Cristin Van Ooyen
IK DENK...

2016.
Hij was net geen drie toen ik hem voor het eerst hoorde zeggen:
‘Oma, ik denk het niet!’
Wat hij dan wél dacht, vertelde hij er niet bij.
Maar zijn boodschap was voor mij heel belangrijk: hij wist dat hij dacht.
Eerst was ik blij: eindelijk kon ik met hem van gedachten wisselen. Kreeg ik inzicht in wat er allemaal in dat kleine hoofdje van hem omging. Goh, mooie tijden lagen in het verschiet.
Algauw bekroop mij een onbehagelijk gevoel: ook hij zal binnenkort slaaf worden van zijn eigen hoofd. Een hoofd dat dicteert, bang maakt en allerlei stemmetjes produceert die berispen, beklagen, bewonderen, klein houden en je dingen laat doen tegen je natuur in omdat je denkt dat het zo MOET.
Het hoofd vult zich al jong met beperkende gedachten over onszelf en de wereld. Het zelfbesef haakt ons vast aan tijd en ruimte en vreet aan de verwondering van die kostbare eerste jaren. Wat een vreselijk lot stond ook hem te wachten!
Het denkproces bleek onomkeerbaar: de maanden die volgden heeft hij veel gedacht. Of gedacht dat hij dacht. Ik denk dat ik dat denk, zei hij dan. Hij deelde met mij zijn kleine zorgen en zijn grote angsten. Hij gaf aan wat hij leuk vond en vooral wat hij niet leuk vond.
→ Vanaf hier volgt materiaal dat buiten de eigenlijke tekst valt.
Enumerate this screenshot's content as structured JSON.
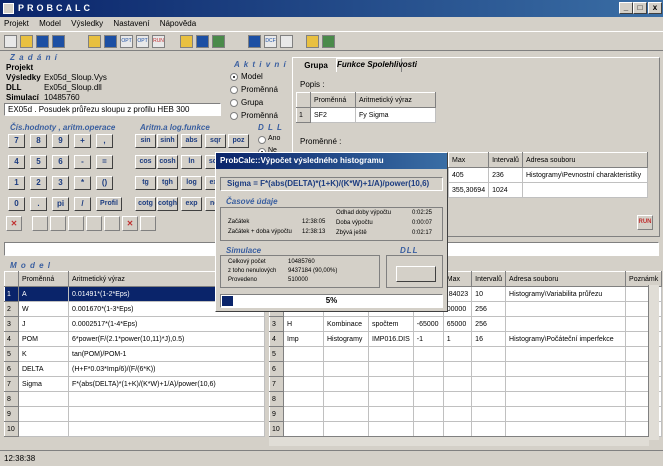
{
  "window": {
    "title": "PROBCALC",
    "min": "_",
    "max": "□",
    "close": "x"
  },
  "menu": [
    "Projekt",
    "Model",
    "Výsledky",
    "Nastavení",
    "Nápověda"
  ],
  "toolbar_labels": {
    "opt1": "OPT",
    "opt2": "OPT",
    "run": "RUN",
    "dcf": "DCF"
  },
  "zadani": {
    "section": "Z a d á n í",
    "labels": [
      "Projekt",
      "Výsledky",
      "DLL",
      "Simulací"
    ],
    "values": [
      "",
      "Ex05d_Sloup.Vys",
      "Ex05d_Sloup.dll",
      "10485760"
    ],
    "description": "EX05d . Posudek průřezu sloupu z profilu HEB 300"
  },
  "aktivni": {
    "section": "A k t i v n í",
    "options": [
      "Model",
      "Proměnná",
      "Grupa",
      "Proměnná"
    ],
    "selected": 0
  },
  "calc": {
    "sec1": "Čís.hodnoty , aritm.operace",
    "sec2": "Aritm.a log.funkce",
    "sec3": "D L L",
    "num_keys": [
      "7",
      "8",
      "9",
      "+",
      ",",
      "4",
      "5",
      "6",
      "-",
      "=",
      "1",
      "2",
      "3",
      "*",
      "()",
      "0",
      ".",
      "pi",
      "/",
      "Profil"
    ],
    "fn_keys": [
      "sin",
      "sinh",
      "abs",
      "sqr",
      "poz",
      "cos",
      "cosh",
      "ln",
      "sqrt",
      "tg",
      "tgh",
      "log",
      "exp",
      "cotg",
      "cotgh",
      "exp",
      "not"
    ],
    "dll_options": [
      "Ano",
      "Ne"
    ]
  },
  "tabs": [
    "Grupa",
    "Funkce Spolehlivosti"
  ],
  "popis": {
    "label": "Popis :",
    "headers": [
      "Proměnná",
      "Aritmetický výraz"
    ],
    "rows": [
      {
        "n": "1",
        "var": "SF2",
        "expr": "Fy Sigma"
      }
    ]
  },
  "promenne_top": {
    "label": "Proměnné :",
    "headers": [
      "Max",
      "Intervalů",
      "Adresa souboru"
    ],
    "rows": [
      {
        "max": "405",
        "int": "236",
        "addr": "Histogramy\\Pevnostní charakteristiky"
      },
      {
        "max": "355,30694",
        "int": "1024",
        "addr": ""
      }
    ]
  },
  "run_label": "RUN",
  "model": {
    "section": "M o d e l",
    "headers": [
      "Proměnná",
      "Aritmetický výraz"
    ],
    "rows": [
      {
        "n": "1",
        "var": "A",
        "expr": "0.01491*(1-2*Eps)"
      },
      {
        "n": "2",
        "var": "W",
        "expr": "0.001670*(1-3*Eps)"
      },
      {
        "n": "3",
        "var": "J",
        "expr": "0.0002517*(1-4*Eps)"
      },
      {
        "n": "4",
        "var": "POM",
        "expr": "6*power(F/(2.1*power(10,11)*J),0.5)"
      },
      {
        "n": "5",
        "var": "K",
        "expr": "tan(POM)/POM-1"
      },
      {
        "n": "6",
        "var": "DELTA",
        "expr": "(H+F*0.03*Imp/6)/(F/(6*K))"
      },
      {
        "n": "7",
        "var": "Sigma",
        "expr": "F*(abs(DELTA)*(1+K)/(K*W)+1/A)/power(10,6)"
      },
      {
        "n": "8",
        "var": "",
        "expr": ""
      },
      {
        "n": "9",
        "var": "",
        "expr": ""
      },
      {
        "n": "10",
        "var": "",
        "expr": ""
      }
    ]
  },
  "variables": {
    "headers": [
      "Max",
      "Intervalů",
      "Adresa souboru",
      "Poznámk"
    ],
    "rows": [
      {
        "n": "1",
        "name": "",
        "type": "",
        "a": "",
        "min": "",
        "max": ".84023",
        "int": "10",
        "addr": "Histogramy\\Variabilita průřezu"
      },
      {
        "n": "2",
        "name": "",
        "type": "",
        "a": "",
        "min": "",
        "max": "00000",
        "int": "256",
        "addr": ""
      },
      {
        "n": "3",
        "name": "H",
        "type": "Kombinace",
        "a": "spočtem",
        "min": "-65000",
        "max": "65000",
        "int": "256",
        "addr": ""
      },
      {
        "n": "4",
        "name": "Imp",
        "type": "Histogramy",
        "a": "IMP016.DIS",
        "min": "-1",
        "max": "1",
        "int": "16",
        "addr": "Histogramy\\Počáteční imperfekce"
      },
      {
        "n": "5",
        "name": "",
        "type": "",
        "a": "",
        "min": "",
        "max": "",
        "int": "",
        "addr": ""
      },
      {
        "n": "6",
        "name": "",
        "type": "",
        "a": "",
        "min": "",
        "max": "",
        "int": "",
        "addr": ""
      },
      {
        "n": "7",
        "name": "",
        "type": "",
        "a": "",
        "min": "",
        "max": "",
        "int": "",
        "addr": ""
      },
      {
        "n": "8",
        "name": "",
        "type": "",
        "a": "",
        "min": "",
        "max": "",
        "int": "",
        "addr": ""
      },
      {
        "n": "9",
        "name": "",
        "type": "",
        "a": "",
        "min": "",
        "max": "",
        "int": "",
        "addr": ""
      },
      {
        "n": "10",
        "name": "",
        "type": "",
        "a": "",
        "min": "",
        "max": "",
        "int": "",
        "addr": ""
      }
    ]
  },
  "dialog": {
    "title": "ProbCalc::Výpočet výsledného histogramu",
    "formula": "Sigma = F*(abs(DELTA)*(1+K)/(K*W)+1/A)/power(10,6)",
    "time_section": "Časové údaje",
    "start_label": "Začátek",
    "start_val": "12:38:05",
    "start_plus_label": "Začátek + doba výpočtu",
    "start_plus_val": "12:38:13",
    "est_label": "Odhad doby výpočtu",
    "est_val": "0:02:25",
    "dur_label": "Doba výpočtu",
    "dur_val": "0:00:07",
    "remain_label": "Zbývá ještě",
    "remain_val": "0:02:17",
    "sim_section": "Simulace",
    "total_label": "Celkový počet",
    "total_val": "10485760",
    "nonzero_label": "z toho nenulových",
    "nonzero_val": "9437184 (90,00%)",
    "done_label": "Provedeno",
    "done_val": "510000",
    "dll_section": "DLL",
    "progress_text": "5%",
    "progress": 0.05
  },
  "status": {
    "time": "12:38:38"
  }
}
Het IK-je vond een centrale plek in zijn taal. Het ego begon zich sterk te hechten aan ons kleine mannetje.
Maar dé grote ontdekking was dat zijn hoofd kon samenwerken met zijn hart. Wanneer het denken zich nederig koppelt aan de verwondering opent zich een fantastisch nieuwe wereld: Fantasia wordt bezwangerd door alle geuren en kleuren in duizenden variëteiten en boem! Een nieuwe telg wordt geboren in de hoofd-huishouding: Magie!!
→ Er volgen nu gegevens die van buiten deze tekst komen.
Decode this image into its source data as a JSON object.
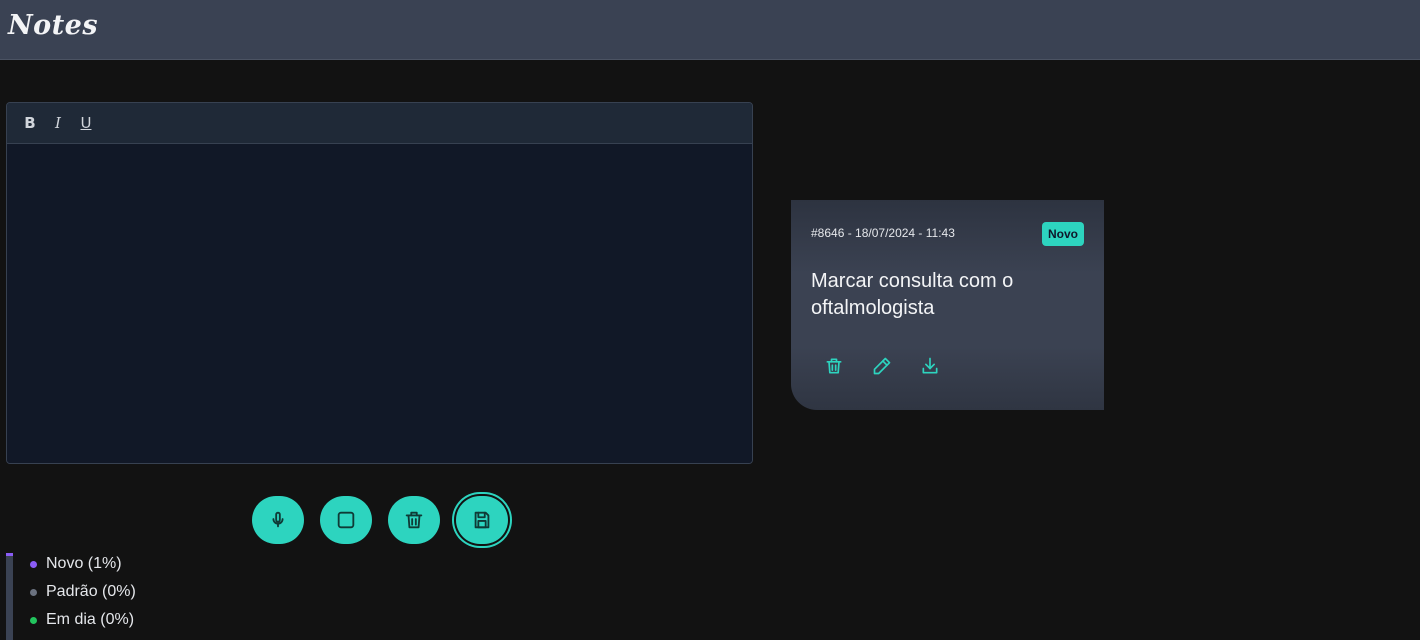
{
  "header": {
    "title": "Notes"
  },
  "editor": {
    "toolbar": {
      "bold": "B",
      "italic": "I",
      "underline": "U"
    },
    "content": ""
  },
  "actions": [
    {
      "name": "microphone",
      "icon": "microphone-icon"
    },
    {
      "name": "stop",
      "icon": "square-icon"
    },
    {
      "name": "delete",
      "icon": "trash-icon"
    },
    {
      "name": "save",
      "icon": "save-icon"
    }
  ],
  "note": {
    "meta": "#8646 - 18/07/2024 - 11:43",
    "badge": "Novo",
    "text": "Marcar consulta com o oftalmologista",
    "actions": [
      "trash-icon",
      "pencil-icon",
      "download-icon"
    ]
  },
  "legend": [
    {
      "label": "Novo (1%)",
      "color": "#8b5cf6"
    },
    {
      "label": "Padrão (0%)",
      "color": "#6b7280"
    },
    {
      "label": "Em dia (0%)",
      "color": "#22c55e"
    }
  ],
  "colors": {
    "accent": "#2dd4bf",
    "topbar": "#3a4253",
    "background": "#121212"
  }
}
‘IK ben de koning, ik draag een gouden kroon en ik woon in een kasteel met vele torentjes. Een heel oud kasteel met een brug en met draken en prinsessen en vele soldaten die de wacht houden’.
‘Ik ben een prikkeplant en prik iedereen die in mijn buurt komt.’
'Kijk, oma, ik kan vliegen!'.
Nog net vang ik hem op wanneer hij van de leuning van de zetel springt. 'Goed zo, jongen, alleen nog leren landen, en dan lukt het helemaal'.
Samen hebben we al vele avonturen beleefd. En ik hoop dat er nog vele volgen. Al was het dan maar in ons hoofd.